-
Notifications
You must be signed in to change notification settings - Fork 0
Description
Work Unit 006: Ref Installation in libs/refs
Status: Specification
Estimated Effort: 3-4 days
Dependencies: Work Unit 002 (CUE Schema), Work Unit 003 (libs/refs OCI Backend)
Behavioral Goal
As a ref consumer,
I need a reliable installation mechanism that downloads OCI refs (either fully or selectively) and manages a local cache,
So that I can install refs quickly, avoid redundant downloads through digest-based caching, and selectively extract only the files I need to save bandwidth and storage while always having access to the ref manifest.
Success Criteria
- Full OCI ref installation downloads entire image, extracts to cache, and returns path for symlinking
- Selective installation with glob patterns downloads only matching files plus
.sow-ref.yaml - Multiple
--pathglob patterns work with OR logic (files matching any pattern are extracted) - Digest-based caching prevents redundant downloads (same digest = skip download, return existing path)
- Cache paths follow
~/.cache/sow/refs/oci/{id}-{short-digest}/structure (short digest = 7 chars) - Installation is atomic: extract to temp directory first, move to final location only on success
XDG_CACHE_HOMEis respected on Linux systems- Performance: full install of 10MB ref < 15 seconds, selective install (10% of files) < 3 seconds
- Security constraints enforced: path traversal protection, size limits, permission sanitization
- Integration tests pass for both full and selective installation scenarios
Existing Code Context
Explanatory Context
The current refs system in cli/internal/refs/ follows a type-based architecture where each ref type (git, file) implements the RefType interface.

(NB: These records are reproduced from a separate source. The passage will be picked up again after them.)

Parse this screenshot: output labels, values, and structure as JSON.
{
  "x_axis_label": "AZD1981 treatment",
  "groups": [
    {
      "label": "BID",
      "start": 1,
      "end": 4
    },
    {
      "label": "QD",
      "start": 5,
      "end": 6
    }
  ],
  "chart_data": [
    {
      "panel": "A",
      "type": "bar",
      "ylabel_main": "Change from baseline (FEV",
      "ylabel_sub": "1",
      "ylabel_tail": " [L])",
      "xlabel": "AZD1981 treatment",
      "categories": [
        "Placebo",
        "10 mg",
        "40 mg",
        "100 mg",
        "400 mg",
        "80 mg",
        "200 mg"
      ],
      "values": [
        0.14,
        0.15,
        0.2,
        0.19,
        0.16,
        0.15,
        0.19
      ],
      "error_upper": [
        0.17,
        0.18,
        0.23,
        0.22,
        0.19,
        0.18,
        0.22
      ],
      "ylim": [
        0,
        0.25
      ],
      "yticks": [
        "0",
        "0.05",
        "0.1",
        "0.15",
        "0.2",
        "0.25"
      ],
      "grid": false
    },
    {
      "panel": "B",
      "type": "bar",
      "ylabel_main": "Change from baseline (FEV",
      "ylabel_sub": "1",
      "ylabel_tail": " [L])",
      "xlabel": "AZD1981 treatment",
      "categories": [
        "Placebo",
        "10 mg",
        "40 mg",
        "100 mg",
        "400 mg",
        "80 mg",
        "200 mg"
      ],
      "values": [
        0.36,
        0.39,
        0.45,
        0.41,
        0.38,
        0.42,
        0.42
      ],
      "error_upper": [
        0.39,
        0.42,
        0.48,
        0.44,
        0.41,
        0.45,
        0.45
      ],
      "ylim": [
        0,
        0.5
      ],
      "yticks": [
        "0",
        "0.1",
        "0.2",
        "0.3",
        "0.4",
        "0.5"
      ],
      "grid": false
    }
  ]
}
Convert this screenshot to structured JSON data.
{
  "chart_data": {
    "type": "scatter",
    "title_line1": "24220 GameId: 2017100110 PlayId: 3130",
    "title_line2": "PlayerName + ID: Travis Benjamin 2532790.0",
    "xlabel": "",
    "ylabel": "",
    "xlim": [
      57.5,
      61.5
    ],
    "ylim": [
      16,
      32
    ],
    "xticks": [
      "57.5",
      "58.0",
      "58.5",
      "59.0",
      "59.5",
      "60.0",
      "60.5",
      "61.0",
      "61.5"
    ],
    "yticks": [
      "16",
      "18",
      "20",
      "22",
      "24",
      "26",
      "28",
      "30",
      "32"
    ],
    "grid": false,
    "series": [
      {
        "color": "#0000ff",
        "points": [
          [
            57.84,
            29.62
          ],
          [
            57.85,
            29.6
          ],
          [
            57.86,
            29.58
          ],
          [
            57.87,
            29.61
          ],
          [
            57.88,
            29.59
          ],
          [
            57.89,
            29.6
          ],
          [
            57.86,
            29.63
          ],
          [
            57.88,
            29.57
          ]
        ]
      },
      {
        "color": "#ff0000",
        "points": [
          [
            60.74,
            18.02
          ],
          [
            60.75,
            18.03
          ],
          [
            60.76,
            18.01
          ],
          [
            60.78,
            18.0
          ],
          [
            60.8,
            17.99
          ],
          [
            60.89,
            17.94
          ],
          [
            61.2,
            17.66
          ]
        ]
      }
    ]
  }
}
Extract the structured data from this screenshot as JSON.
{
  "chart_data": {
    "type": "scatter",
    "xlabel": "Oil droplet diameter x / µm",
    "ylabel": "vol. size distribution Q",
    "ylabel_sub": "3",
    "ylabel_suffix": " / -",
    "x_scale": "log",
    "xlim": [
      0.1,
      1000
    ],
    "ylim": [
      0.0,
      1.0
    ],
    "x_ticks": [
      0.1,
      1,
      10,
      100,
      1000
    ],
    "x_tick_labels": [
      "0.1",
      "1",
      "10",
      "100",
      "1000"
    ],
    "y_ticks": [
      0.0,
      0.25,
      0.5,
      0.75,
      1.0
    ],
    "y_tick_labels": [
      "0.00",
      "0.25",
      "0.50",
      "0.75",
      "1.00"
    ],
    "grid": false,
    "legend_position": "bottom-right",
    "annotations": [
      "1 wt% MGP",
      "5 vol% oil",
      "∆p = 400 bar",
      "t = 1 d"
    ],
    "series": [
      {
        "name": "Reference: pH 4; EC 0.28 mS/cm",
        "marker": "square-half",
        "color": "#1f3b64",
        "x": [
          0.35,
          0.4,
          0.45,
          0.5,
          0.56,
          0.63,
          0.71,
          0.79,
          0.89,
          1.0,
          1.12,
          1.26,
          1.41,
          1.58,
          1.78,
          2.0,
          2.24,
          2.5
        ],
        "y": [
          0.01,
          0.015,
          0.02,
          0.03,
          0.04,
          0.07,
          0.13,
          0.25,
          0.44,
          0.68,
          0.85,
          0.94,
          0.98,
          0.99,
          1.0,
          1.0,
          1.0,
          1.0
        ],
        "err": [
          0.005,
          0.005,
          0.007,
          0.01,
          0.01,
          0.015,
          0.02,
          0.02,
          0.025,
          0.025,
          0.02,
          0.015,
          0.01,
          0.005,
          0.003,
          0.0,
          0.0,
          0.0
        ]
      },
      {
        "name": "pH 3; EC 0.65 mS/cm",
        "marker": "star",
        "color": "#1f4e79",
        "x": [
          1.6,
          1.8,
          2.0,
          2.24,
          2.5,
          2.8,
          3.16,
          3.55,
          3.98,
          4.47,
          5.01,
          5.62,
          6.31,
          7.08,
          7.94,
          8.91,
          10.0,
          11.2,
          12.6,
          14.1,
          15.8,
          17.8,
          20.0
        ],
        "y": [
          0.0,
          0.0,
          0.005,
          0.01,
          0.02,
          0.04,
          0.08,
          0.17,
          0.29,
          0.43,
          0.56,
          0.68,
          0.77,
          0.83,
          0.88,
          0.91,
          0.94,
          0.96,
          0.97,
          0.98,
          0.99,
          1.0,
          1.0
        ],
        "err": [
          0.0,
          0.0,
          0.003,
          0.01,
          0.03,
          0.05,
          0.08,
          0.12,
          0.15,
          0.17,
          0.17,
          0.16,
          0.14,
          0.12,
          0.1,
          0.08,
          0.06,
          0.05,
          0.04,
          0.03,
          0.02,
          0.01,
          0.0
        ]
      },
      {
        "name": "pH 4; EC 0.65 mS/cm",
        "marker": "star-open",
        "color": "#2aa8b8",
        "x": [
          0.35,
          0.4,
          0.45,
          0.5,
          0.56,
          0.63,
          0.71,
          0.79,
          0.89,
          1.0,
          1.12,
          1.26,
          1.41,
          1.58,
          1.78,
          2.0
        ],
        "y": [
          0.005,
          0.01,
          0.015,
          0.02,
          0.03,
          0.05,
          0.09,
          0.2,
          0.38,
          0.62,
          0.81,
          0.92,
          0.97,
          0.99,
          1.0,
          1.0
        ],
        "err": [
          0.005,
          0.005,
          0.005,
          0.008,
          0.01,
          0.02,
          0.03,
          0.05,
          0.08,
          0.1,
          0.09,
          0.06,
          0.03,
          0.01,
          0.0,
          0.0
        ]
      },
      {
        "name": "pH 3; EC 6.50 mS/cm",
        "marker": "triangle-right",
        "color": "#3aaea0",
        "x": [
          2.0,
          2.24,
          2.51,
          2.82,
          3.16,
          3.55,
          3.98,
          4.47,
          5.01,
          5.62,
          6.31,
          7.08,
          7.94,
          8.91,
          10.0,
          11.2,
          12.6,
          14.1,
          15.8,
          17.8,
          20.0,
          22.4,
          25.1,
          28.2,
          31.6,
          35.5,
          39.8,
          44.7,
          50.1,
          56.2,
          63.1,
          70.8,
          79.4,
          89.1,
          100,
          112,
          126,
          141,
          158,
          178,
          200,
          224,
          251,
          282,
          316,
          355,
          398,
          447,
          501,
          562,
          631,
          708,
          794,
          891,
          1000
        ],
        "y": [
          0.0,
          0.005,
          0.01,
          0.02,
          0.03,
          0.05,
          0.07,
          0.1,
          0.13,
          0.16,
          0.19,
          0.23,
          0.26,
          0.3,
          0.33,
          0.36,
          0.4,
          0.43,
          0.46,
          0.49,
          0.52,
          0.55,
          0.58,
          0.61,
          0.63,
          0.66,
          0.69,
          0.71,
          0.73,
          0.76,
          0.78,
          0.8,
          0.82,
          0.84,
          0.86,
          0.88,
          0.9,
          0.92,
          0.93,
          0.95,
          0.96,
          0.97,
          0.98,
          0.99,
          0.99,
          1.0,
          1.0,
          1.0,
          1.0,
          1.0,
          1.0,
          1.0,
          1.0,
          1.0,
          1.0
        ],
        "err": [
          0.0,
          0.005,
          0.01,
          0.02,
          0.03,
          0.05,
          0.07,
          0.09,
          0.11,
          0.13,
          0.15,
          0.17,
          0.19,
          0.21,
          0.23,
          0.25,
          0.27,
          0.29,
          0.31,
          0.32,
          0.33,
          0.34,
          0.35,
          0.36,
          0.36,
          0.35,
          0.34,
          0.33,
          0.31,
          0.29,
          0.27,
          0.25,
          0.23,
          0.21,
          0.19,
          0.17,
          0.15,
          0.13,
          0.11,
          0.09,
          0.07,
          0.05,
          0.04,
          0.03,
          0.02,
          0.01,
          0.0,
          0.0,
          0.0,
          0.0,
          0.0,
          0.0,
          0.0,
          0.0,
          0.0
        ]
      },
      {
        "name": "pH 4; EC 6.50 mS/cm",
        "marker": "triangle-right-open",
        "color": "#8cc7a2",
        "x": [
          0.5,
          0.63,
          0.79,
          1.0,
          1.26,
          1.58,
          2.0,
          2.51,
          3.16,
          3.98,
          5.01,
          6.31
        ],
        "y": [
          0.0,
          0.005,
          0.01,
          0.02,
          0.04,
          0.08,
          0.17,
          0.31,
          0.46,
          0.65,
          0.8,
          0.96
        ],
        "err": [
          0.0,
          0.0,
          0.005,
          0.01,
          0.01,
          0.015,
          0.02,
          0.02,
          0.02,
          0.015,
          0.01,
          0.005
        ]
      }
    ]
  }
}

The CacheManager in manager.go orchestrates caching by delegating to the appropriate RefType implementation, then creates workspace symlinks from .sow/refs/{link} to the cache directory.
The existing GitType implementation (git.go:77-105) demonstrates the caching pattern: it uses an external library (github.com/jmgilman/go/git/cache) for the actual cache operations while implementing the RefType interface. The new OCI installation will follow this pattern: libs/refs provides the core installation logic (this work unit), and a future OCIType adapter (Work Unit 007) will wrap it to implement RefType.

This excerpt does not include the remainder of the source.